Python Script — Convert a Logo Folder to Excel
The following Python script scans a folder of image files and generates an Excel file with two columns: label (filename without extension) and logo (base64-encoded image).
"""
Convert a folder of logo images to an Excel lookup table.
Usage:
python logos_to_excel.py <logo_folder> [output.xlsx]
Example:
python logos_to_excel.py ./logos logos_table.xlsx
"""
import sys
import os
import base64
from pathlib import Path
try:
import openpyxl
except ImportError:
print("Install openpyxl first: pip install openpyxl")
sys.exit(1)
SUPPORTED_EXTENSIONS = {".png", ".jpg", ".jpeg", ".gif", ".svg", ".webp"}
MIME_TYPES = {
".png": "image/png",
".jpg": "image/jpeg",
".jpeg": "image/jpeg",
".gif": "image/gif",
".svg": "image/svg+xml",
".webp": "image/webp",
}
def image_to_base64(file_path: Path) -> str:
"""Read an image file and return a data URI base64 string."""
ext = file_path.suffix.lower()
mime = MIME_TYPES.get(ext, "image/png")
with open(file_path, "rb") as f:
encoded = base64.b64encode(f.read()).decode("utf-8")
return f"data:{mime};base64,{encoded}"
def main():
if len(sys.argv) < 2:
print(__doc__)
sys.exit(1)
logo_folder = Path(sys.argv[1])
output_file = sys.argv[2] if len(sys.argv) > 2 else "logos_table.xlsx"
if not logo_folder.is_dir():
print(f"Error: '{logo_folder}' is not a valid directory.")
sys.exit(1)
# Collect image files
images = sorted(
f for f in logo_folder.iterdir()
if f.is_file() and f.suffix.lower() in SUPPORTED_EXTENSIONS
)
if not images:
print(f"No image files found in '{logo_folder}'.")
sys.exit(1)
# Create Excel workbook
wb = openpyxl.Workbook()
ws = wb.active
ws.title = "LogosColors"
ws.append(["label", "logo"])
for img_path in images:
label = img_path.stem # filename without extension
logo_b64 = image_to_base64(img_path)
ws.append([label, logo_b64])
print(f" Processed: {img_path.name} → {label}")
wb.save(output_file)
print(f"\nDone! {len(images)} logos exported to '{output_file}'.")
if __name__ == "__main__":
main()
Strongly recommended: resize your logo images before encoding them in base64.
Power BI loads the base64 string for every single data point in the visual. If your logos are high-resolution photographs (e.g. 1024×1024 at 300 DPI), the data model will become extremely large and Power BI will slow down dramatically.

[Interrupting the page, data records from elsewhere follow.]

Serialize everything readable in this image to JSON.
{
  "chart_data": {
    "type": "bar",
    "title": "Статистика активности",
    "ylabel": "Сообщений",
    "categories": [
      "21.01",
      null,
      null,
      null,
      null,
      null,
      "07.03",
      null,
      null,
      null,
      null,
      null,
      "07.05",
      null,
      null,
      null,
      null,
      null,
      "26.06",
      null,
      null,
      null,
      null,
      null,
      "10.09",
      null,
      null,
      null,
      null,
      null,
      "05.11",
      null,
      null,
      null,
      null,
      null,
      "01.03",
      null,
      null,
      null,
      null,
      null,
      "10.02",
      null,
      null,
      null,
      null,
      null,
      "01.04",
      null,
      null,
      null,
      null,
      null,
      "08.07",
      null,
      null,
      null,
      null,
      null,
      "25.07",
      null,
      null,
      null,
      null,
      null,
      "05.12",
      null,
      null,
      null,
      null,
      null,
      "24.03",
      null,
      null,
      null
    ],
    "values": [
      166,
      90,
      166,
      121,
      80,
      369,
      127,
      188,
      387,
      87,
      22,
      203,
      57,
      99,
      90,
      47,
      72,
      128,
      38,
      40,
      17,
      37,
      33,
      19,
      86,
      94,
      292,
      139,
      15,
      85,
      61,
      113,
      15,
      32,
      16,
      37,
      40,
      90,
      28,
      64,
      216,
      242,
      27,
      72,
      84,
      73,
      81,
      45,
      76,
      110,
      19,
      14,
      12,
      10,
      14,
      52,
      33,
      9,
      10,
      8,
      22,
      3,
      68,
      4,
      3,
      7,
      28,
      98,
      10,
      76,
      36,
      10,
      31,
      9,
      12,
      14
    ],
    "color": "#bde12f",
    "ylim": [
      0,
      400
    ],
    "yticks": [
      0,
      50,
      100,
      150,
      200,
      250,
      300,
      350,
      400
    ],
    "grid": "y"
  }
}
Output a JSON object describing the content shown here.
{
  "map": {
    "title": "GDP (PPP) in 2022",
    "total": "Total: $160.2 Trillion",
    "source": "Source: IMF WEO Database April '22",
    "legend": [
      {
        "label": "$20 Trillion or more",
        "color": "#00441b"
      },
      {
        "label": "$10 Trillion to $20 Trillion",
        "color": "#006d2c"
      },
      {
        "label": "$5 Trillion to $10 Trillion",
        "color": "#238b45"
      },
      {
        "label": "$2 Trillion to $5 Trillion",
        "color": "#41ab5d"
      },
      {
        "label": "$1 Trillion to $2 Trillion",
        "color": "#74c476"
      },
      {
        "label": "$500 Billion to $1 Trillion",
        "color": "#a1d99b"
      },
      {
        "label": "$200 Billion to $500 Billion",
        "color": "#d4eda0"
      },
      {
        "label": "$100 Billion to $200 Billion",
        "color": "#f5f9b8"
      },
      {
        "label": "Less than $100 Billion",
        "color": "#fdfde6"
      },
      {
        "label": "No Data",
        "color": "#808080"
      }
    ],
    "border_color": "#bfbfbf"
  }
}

Recommended settings for logos:
- Size: 32×32 to 64×64 pixels maximum
- Resolution: 72 DPI (screen resolution)
- Format: PNG with transparency, or SVG for vector logos
- File size: aim for under 5 KB per image after encoding
A 64×64 PNG icon is typically 2–4 KB in base64, while a 512×512 photo can exceed 200 KB. With 10 series and 50 data points, that's the difference between 1 MB and 100 MB of data loaded into memory.